Au lieu de s’attaquer à la misère sociale, au chômage qui broie des millions de vies, ou à l’effondrement dramatique du pouvoir d’achat, la junte préfère exhumer le spectre de la décennie noire, comme si le chantage à la peur pouvait encore museler une jeunesse en colère. Mais cette génération, née bien après les années de sang et de cendres, n’est plus disposée à vivre éternellement sous la botte des généraux.
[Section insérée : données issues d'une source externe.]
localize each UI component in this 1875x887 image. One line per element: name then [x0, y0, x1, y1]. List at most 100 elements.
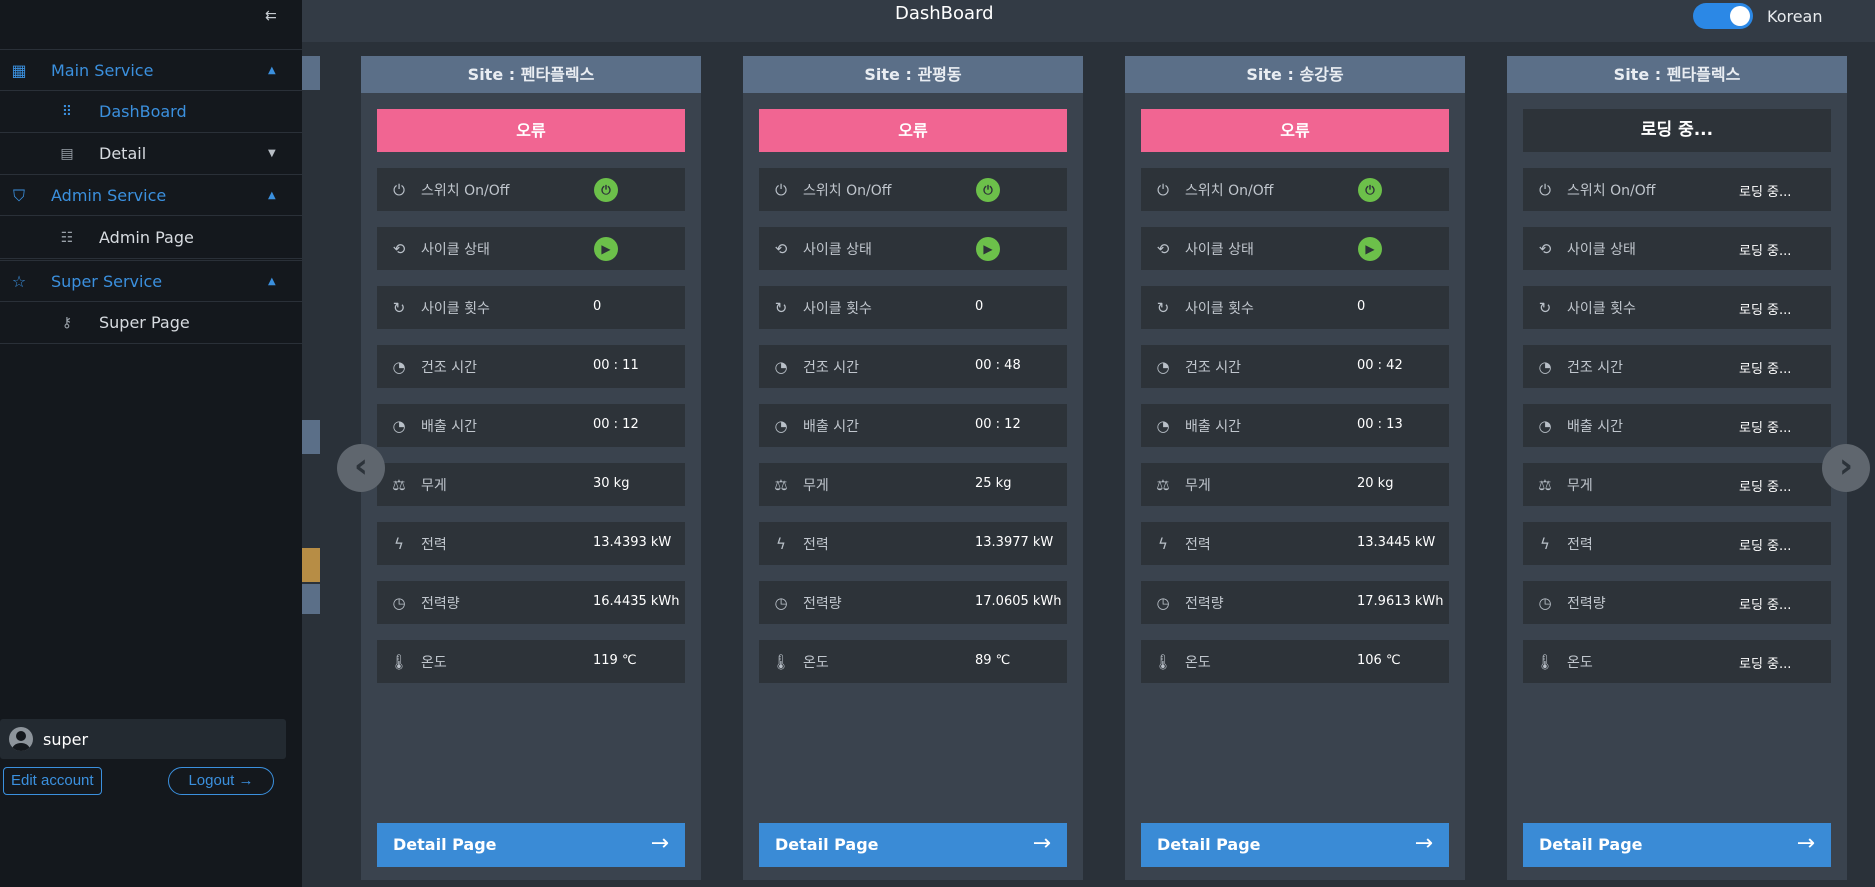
collapse-left-icon[interactable]: ⇇ — [265, 8, 277, 24]
dry-time-value: 00 : 48 — [975, 358, 1021, 373]
language-toggle[interactable] — [1693, 3, 1753, 29]
cycle-status-row: ⟲ 사이클 상태 ▶ — [377, 227, 685, 270]
cycle-count-value: 0 — [1357, 299, 1366, 314]
weight-row: ⚖ 무게 25 kg — [759, 463, 1067, 506]
row-label: 배출 시간 — [1185, 419, 1241, 435]
discharge-time-row: ◔ 배출 시간 00 : 12 — [759, 404, 1067, 447]
energy-row: ◷ 전력량 17.9613 kWh — [1141, 581, 1449, 624]
caret-up-icon: ▲ — [268, 275, 276, 287]
row-label: 무게 — [1185, 478, 1211, 494]
shield-icon: ⛉ — [12, 186, 25, 205]
row-label: 사이클 횟수 — [421, 301, 490, 317]
logout-button[interactable]: Logout → — [168, 767, 274, 795]
carousel-prev-button[interactable]: ‹ — [337, 444, 385, 492]
cycle-icon: ⟲ — [1156, 240, 1170, 258]
sidebar-section-main-service[interactable]: ▦ Main Service ▲ — [0, 49, 302, 91]
row-label: 건조 시간 — [803, 360, 859, 376]
site-card: Site : 펜타플렉스 로딩 중... ⏻ 스위치 On/Off 로딩 중... … — [1507, 56, 1847, 880]
timer-icon: ◔ — [1156, 358, 1170, 376]
carousel-next-button[interactable]: › — [1822, 444, 1870, 492]
energy-row: ◷ 전력량 로딩 중... — [1523, 581, 1831, 624]
switch-row: ⏻ 스위치 On/Off ⏻ — [377, 168, 685, 211]
language-switch[interactable]: Korean — [1693, 3, 1823, 29]
caret-up-icon: ▲ — [268, 64, 276, 76]
dry-time-row: ◔ 건조 시간 00 : 42 — [1141, 345, 1449, 388]
cycle-count-row: ↻ 사이클 횟수 0 — [759, 286, 1067, 329]
row-label: 스위치 On/Off — [803, 183, 892, 199]
cycle-status-value: 로딩 중... — [1739, 244, 1792, 259]
edit-account-button[interactable]: Edit account — [3, 767, 102, 795]
row-label: 전력량 — [421, 596, 460, 612]
thermometer-icon: 🌡 — [1535, 653, 1555, 671]
star-icon: ☆ — [11, 272, 27, 291]
detail-page-button[interactable]: Detail Page → — [377, 823, 685, 867]
power-value: 13.3445 kW — [1357, 535, 1436, 550]
sidebar: ⇇ ▦ Main Service ▲ ⠿ DashBoard ▤ Detail … — [0, 0, 302, 887]
sidebar-section-admin-service[interactable]: ⛉ Admin Service ▲ — [0, 174, 302, 216]
cycle-count-row: ↻ 사이클 횟수 로딩 중... — [1523, 286, 1831, 329]
row-label: 전력 — [1185, 537, 1211, 553]
user-name: super — [43, 729, 89, 749]
power-on-icon: ⏻ — [1358, 178, 1382, 202]
timer-icon: ◔ — [1538, 417, 1552, 435]
energy-row: ◷ 전력량 16.4435 kWh — [377, 581, 685, 624]
meter-icon: ◷ — [1156, 594, 1170, 612]
thermometer-icon: 🌡 — [771, 653, 791, 671]
temperature-row: 🌡 온도 로딩 중... — [1523, 640, 1831, 683]
weight-value: 로딩 중... — [1739, 480, 1792, 495]
refresh-icon: ↻ — [1156, 299, 1170, 317]
meter-icon: ◷ — [392, 594, 406, 612]
cycle-icon: ⟲ — [1538, 240, 1552, 258]
row-label: 무게 — [803, 478, 829, 494]
power-row: ϟ 전력 13.4393 kW — [377, 522, 685, 565]
background-panel — [300, 56, 320, 90]
detail-page-button[interactable]: Detail Page → — [1523, 823, 1831, 867]
bolt-icon: ϟ — [776, 535, 786, 553]
thermometer-icon: 🌡 — [389, 653, 409, 671]
row-label: 스위치 On/Off — [1567, 183, 1656, 199]
detail-page-button[interactable]: Detail Page → — [1141, 823, 1449, 867]
chevron-right-icon: › — [1838, 446, 1853, 486]
temperature-value: 119 ℃ — [593, 653, 637, 668]
energy-row: ◷ 전력량 17.0605 kWh — [759, 581, 1067, 624]
row-label: 배출 시간 — [803, 419, 859, 435]
power-on-icon: ⏻ — [594, 178, 618, 202]
temperature-value: 106 ℃ — [1357, 653, 1401, 668]
timer-icon: ◔ — [1156, 417, 1170, 435]
discharge-time-row: ◔ 배출 시간 00 : 13 — [1141, 404, 1449, 447]
switch-row: ⏻ 스위치 On/Off 로딩 중... — [1523, 168, 1831, 211]
row-label: 전력량 — [1185, 596, 1224, 612]
detail-page-button[interactable]: Detail Page → — [759, 823, 1067, 867]
row-label: 건조 시간 — [1185, 360, 1241, 376]
timer-icon: ◔ — [392, 417, 406, 435]
detail-page-label: Detail Page — [393, 835, 497, 854]
sidebar-item-dashboard[interactable]: ⠿ DashBoard — [0, 91, 302, 133]
sidebar-section-super-service[interactable]: ☆ Super Service ▲ — [0, 260, 302, 302]
sidebar-item-admin-page[interactable]: ☷ Admin Page — [0, 217, 302, 259]
cycle-count-value: 0 — [593, 299, 602, 314]
power-icon: ⏻ — [1539, 181, 1551, 199]
row-label: 온도 — [803, 655, 829, 671]
sidebar-item-detail[interactable]: ▤ Detail ▼ — [0, 133, 302, 175]
sidebar-item-super-page[interactable]: ⚷ Super Page — [0, 302, 302, 344]
power-row: ϟ 전력 13.3977 kW — [759, 522, 1067, 565]
row-label: 온도 — [421, 655, 447, 671]
arrow-right-icon: → — [1032, 831, 1051, 856]
scale-icon: ⚖ — [1156, 476, 1170, 494]
weight-value: 25 kg — [975, 476, 1012, 491]
row-label: 사이클 횟수 — [803, 301, 872, 317]
row-label: 사이클 상태 — [1567, 242, 1636, 258]
row-label: 전력량 — [1567, 596, 1606, 612]
discharge-time-value: 00 : 12 — [593, 417, 639, 432]
bolt-icon: ϟ — [1158, 535, 1168, 553]
scale-icon: ⚖ — [774, 476, 788, 494]
background-panel — [300, 420, 320, 454]
bolt-icon: ϟ — [1540, 535, 1550, 553]
cycle-count-row: ↻ 사이클 횟수 0 — [377, 286, 685, 329]
switch-row: ⏻ 스위치 On/Off ⏻ — [1141, 168, 1449, 211]
grid-icon: ▦ — [11, 61, 27, 80]
cycle-icon: ⟲ — [774, 240, 788, 258]
sidebar-item-label: Admin Page — [99, 228, 194, 247]
meter-icon: ◷ — [774, 594, 788, 612]
dry-time-row: ◔ 건조 시간 로딩 중... — [1523, 345, 1831, 388]
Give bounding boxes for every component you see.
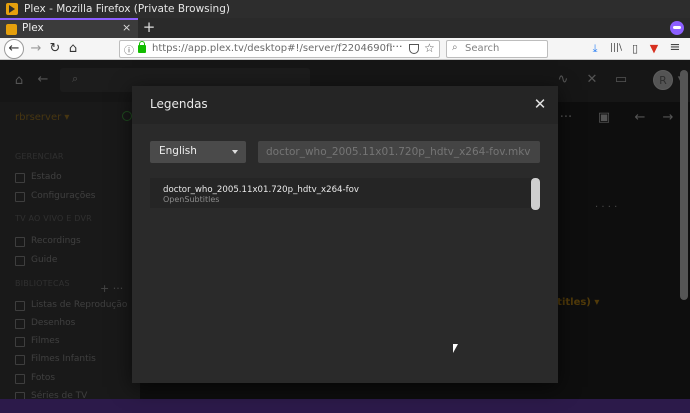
result-filename: doctor_who_2005.11x01.720p_hdtv_x264-fov [163,185,359,195]
bookmark-star-icon[interactable]: ☆ [424,41,435,55]
filename-search-input[interactable] [258,141,540,163]
page-actions-button[interactable]: ··· [392,41,403,53]
pocket-icon[interactable] [409,44,419,54]
url-text[interactable]: https://app.plex.tv/desktop#!/server/f22… [152,43,392,54]
tab-plex[interactable]: Plex × [0,18,138,38]
window-titlebar: Plex - Mozilla Firefox (Private Browsing… [0,0,690,18]
tab-close-icon[interactable]: × [122,21,131,34]
private-browsing-icon [670,21,684,35]
lock-icon [138,41,146,53]
plex-logo-icon [6,3,18,15]
plex-favicon-icon [6,24,17,35]
result-source: OpenSubtitles [163,195,220,204]
back-button[interactable]: ← [4,39,24,59]
chevron-down-icon [232,150,238,154]
close-icon[interactable]: ✕ [532,95,548,113]
navigation-toolbar: ← → ↻ ⌂ ⓘ https://app.plex.tv/desktop#!/… [0,38,690,60]
forward-button[interactable]: → [27,40,45,58]
language-select[interactable]: English [150,141,246,163]
bottom-strip [0,399,690,413]
modal-header: Legendas ✕ [132,86,558,124]
sidebar-toggle-icon[interactable]: ▯ [628,42,642,55]
window-title: Plex - Mozilla Firefox (Private Browsing… [24,3,230,15]
search-placeholder: Search [465,43,500,54]
home-button[interactable]: ⌂ [64,40,82,58]
subtitles-modal: Legendas ✕ English doctor_who_2005.11x01… [132,86,558,383]
search-icon: ⌕ [452,42,458,53]
subtitle-result-row[interactable]: doctor_who_2005.11x01.720p_hdtv_x264-fov… [150,178,540,208]
menu-icon[interactable]: ≡ [668,40,682,55]
tab-label: Plex [22,22,44,34]
language-value: English [159,145,197,157]
shield-icon[interactable]: ▼ [647,42,661,55]
download-icon[interactable]: ⤓ [588,42,602,56]
reload-button[interactable]: ↻ [46,40,64,58]
page-scrollbar[interactable] [680,70,688,300]
site-info-icon[interactable]: ⓘ [124,42,134,57]
tab-strip: Plex × + [0,18,690,38]
results-scrollbar[interactable] [531,178,540,210]
new-tab-button[interactable]: + [142,18,156,36]
search-box[interactable]: ⌕ Search [446,40,548,58]
library-icon[interactable]: |||\ [609,43,623,53]
mouse-cursor-icon [453,344,458,353]
modal-title: Legendas [150,97,208,111]
url-bar[interactable]: ⓘ https://app.plex.tv/desktop#!/server/f… [119,40,440,58]
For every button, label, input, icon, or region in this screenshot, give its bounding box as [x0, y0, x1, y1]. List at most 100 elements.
Ridiculisé par la fuite d’un de ses hauts gradés vers l’étranger, le pouvoir militaire dévoile chaque jour un peu plus sa fragilité. Ses accusations grotesques visant le Maroc ne font que souligner son désarroi : incapable de gérer ses propres crises, il invente des ennemis extérieurs pour détourner l’attention.
L’Algérie est aujourd’hui un pays bloqué par une caste militaire qui confisque les richesses, étouffe les libertés et condamne sa jeunesse à l’exil ou au désespoir. Mais les appels de “GENERATION Z 213” montrent que le mur de la peur se fissure. Et le jour où la jeunesse algérienne décidera de se lever, aucune propagande, aucun général, et aucun souvenir de la décennie noire ne pourra contenir la vague.